Polri menjelaskan efek gas air mata kedaluwarsa menyusul adanya informasi bahwa gas air mata yang ditembakkan polisi saat Tragedi Kanjuruhan sudah kedaluwarsa. Informasi soal gas air mata kedaluwarsa itu sebelumnya diungkap oleh Komnas HAM.
Kadiv Humas Polri Irjen Dedi Prasetyo membenarkan hal tersebut. Ia menyebut gas air mata yang digunakan polisi di Stadion Kanjuruhan telah kedaluwarsa pada 2021.
"Ada beberapa yang ditemukan (kedaluwarsa), ya. Yang tahun 2021 ada beberapa," kata Dedi di Mabes Polri, Senin (10/10/2022), dikutip dari detikNews.
SCROLL TO CONTINUE WITH CONTENT
Ia menjelaskan efek samping gas air mata kedaluwarsa atau expired itu berkurang. Sebaliknya, efek gas air mata justru lebih terasa perih di mata jika tidak kedaluwarsa. Hal itu diungkap berdasarkan keterangan ahli terkait gas air mata expired.
"Saya mengutip apa yang disampaikan Doktor Masayu, di dalam gas air mata memang ada kedaluwarsanya, ada expired-nya. Ditekankan, harus mampu membedakan, ini kimia, beda dengan makanan. Kalau makanan ketika dia kedaluwarsa, maka di situ ada jamur, ada bakteri, yang bisa mengganggu kesehatan," ujar Dedi, Senin (10/10/2022).
"Kebalikannya, dengan zat kimia atau gas air mata ini, ketika dia expired justru kadar kimianya itu berkurang. Sama dengan efektivitasnya gas air mata ini, ketika ditembakkan, dia tidak bisa lebih efektif lagi," imbuh Dedi.
Sementara itu, Menko Polhukam Mahfud Md juga menyebut efek gas air mata kedaluwarsa justru mengalami penurunan terhadap kondisi manusia. Dengan kata lain, kekuatan gas yang bisa bikin perih mata dan sesak napas itu tak lagi sekuat sebelum kedaluwarsa.

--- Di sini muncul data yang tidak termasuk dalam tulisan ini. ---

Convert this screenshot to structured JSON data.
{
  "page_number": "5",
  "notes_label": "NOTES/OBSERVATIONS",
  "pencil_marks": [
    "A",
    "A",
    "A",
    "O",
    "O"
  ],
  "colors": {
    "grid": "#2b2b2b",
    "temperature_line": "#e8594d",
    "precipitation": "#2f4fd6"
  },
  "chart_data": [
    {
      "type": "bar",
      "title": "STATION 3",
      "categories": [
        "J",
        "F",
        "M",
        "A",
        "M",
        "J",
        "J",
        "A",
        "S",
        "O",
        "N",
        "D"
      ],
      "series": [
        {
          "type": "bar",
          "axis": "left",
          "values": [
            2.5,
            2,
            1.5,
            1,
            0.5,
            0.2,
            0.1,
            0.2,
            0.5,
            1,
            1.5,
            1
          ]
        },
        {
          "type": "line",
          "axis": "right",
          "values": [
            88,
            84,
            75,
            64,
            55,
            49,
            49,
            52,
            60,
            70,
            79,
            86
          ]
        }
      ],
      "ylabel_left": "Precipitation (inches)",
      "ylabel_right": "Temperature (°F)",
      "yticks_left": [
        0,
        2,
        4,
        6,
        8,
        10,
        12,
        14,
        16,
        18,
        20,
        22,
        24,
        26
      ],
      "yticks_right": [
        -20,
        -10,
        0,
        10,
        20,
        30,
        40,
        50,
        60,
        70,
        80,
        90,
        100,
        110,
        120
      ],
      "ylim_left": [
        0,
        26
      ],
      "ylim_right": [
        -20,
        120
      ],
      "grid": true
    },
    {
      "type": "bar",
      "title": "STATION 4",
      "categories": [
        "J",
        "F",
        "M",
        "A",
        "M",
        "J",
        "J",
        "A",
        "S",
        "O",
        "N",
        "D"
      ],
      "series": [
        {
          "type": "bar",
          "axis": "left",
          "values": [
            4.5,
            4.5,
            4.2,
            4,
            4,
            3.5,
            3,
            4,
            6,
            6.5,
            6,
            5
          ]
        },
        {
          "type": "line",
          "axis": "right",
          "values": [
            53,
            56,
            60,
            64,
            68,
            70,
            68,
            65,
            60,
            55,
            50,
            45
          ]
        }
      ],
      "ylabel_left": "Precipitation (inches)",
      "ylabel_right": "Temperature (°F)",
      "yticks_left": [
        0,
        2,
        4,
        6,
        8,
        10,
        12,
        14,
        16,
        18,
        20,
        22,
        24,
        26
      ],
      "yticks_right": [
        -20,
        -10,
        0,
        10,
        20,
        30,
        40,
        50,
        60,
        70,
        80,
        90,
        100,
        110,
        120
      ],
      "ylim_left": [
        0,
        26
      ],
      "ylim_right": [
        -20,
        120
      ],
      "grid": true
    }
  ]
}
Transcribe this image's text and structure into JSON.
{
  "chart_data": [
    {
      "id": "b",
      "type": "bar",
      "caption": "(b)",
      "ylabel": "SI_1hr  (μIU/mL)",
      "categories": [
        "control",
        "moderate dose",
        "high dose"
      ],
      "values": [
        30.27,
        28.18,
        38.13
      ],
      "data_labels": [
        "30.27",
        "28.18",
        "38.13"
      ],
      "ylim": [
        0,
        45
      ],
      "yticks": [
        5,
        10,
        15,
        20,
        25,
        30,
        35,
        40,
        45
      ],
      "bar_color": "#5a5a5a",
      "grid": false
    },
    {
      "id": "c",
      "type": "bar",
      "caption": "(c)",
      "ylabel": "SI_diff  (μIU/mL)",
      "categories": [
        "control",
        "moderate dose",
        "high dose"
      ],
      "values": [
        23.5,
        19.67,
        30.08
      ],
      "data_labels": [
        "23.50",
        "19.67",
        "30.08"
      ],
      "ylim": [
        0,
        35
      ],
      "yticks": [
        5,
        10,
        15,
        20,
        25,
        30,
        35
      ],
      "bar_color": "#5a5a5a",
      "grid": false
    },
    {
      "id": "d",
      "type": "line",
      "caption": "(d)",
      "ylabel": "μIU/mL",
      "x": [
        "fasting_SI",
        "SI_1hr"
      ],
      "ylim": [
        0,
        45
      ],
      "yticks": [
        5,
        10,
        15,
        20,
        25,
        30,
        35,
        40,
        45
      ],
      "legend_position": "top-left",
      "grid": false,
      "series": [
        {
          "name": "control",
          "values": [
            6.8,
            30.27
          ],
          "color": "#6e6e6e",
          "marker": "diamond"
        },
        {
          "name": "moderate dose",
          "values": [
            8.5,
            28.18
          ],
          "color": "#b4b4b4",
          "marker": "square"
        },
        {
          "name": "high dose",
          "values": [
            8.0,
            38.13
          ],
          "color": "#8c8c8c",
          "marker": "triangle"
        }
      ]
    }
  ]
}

"Secara ilmiah jika gas air mata kedaluwarsa, maka daya merusaknya lebih kecil. Semakin lama kedaluwarsanya ya semakin tidak berbahaya. Temuan Komnas HAM nanti jadi salah satu bahan bagi TGIPF. Ada laporan juga selongsong yang tidak daluwarsa, mungkin campur-campur ya," tutur Mahfud.
Disisi lain, Anggota Tim Gabungan Independen Pencari Fakta (TGIPF), Rhenald Kasali, menyebut penggunan gas air mata kedaluwarsa merupakan pelanggaran. "Tentu itu adalah penyimpangan, tentu itu adalah pelanggaran," ujar Rhenald di kantor Kemenko Polhukam, Jakarta Pusat, Senin (10/10/2022).
Rhenald mengatakan polisi bukan 'military police', melainkan 'civilian police'. Dia menyebut setiap perbuatan yang dilakukan kepolisian seharusnya untuk melumpuhkan, bukan mematikan. "Jadi bukan senjata untuk mematikan tapi senjata untuk melumpuhkan supaya tidak menimbulkan agresivitas," jelas Rhenald.
"Yang terjadi adalah justru mematikan. Jadi ini tentu harus diperbaiki," lanjutnya.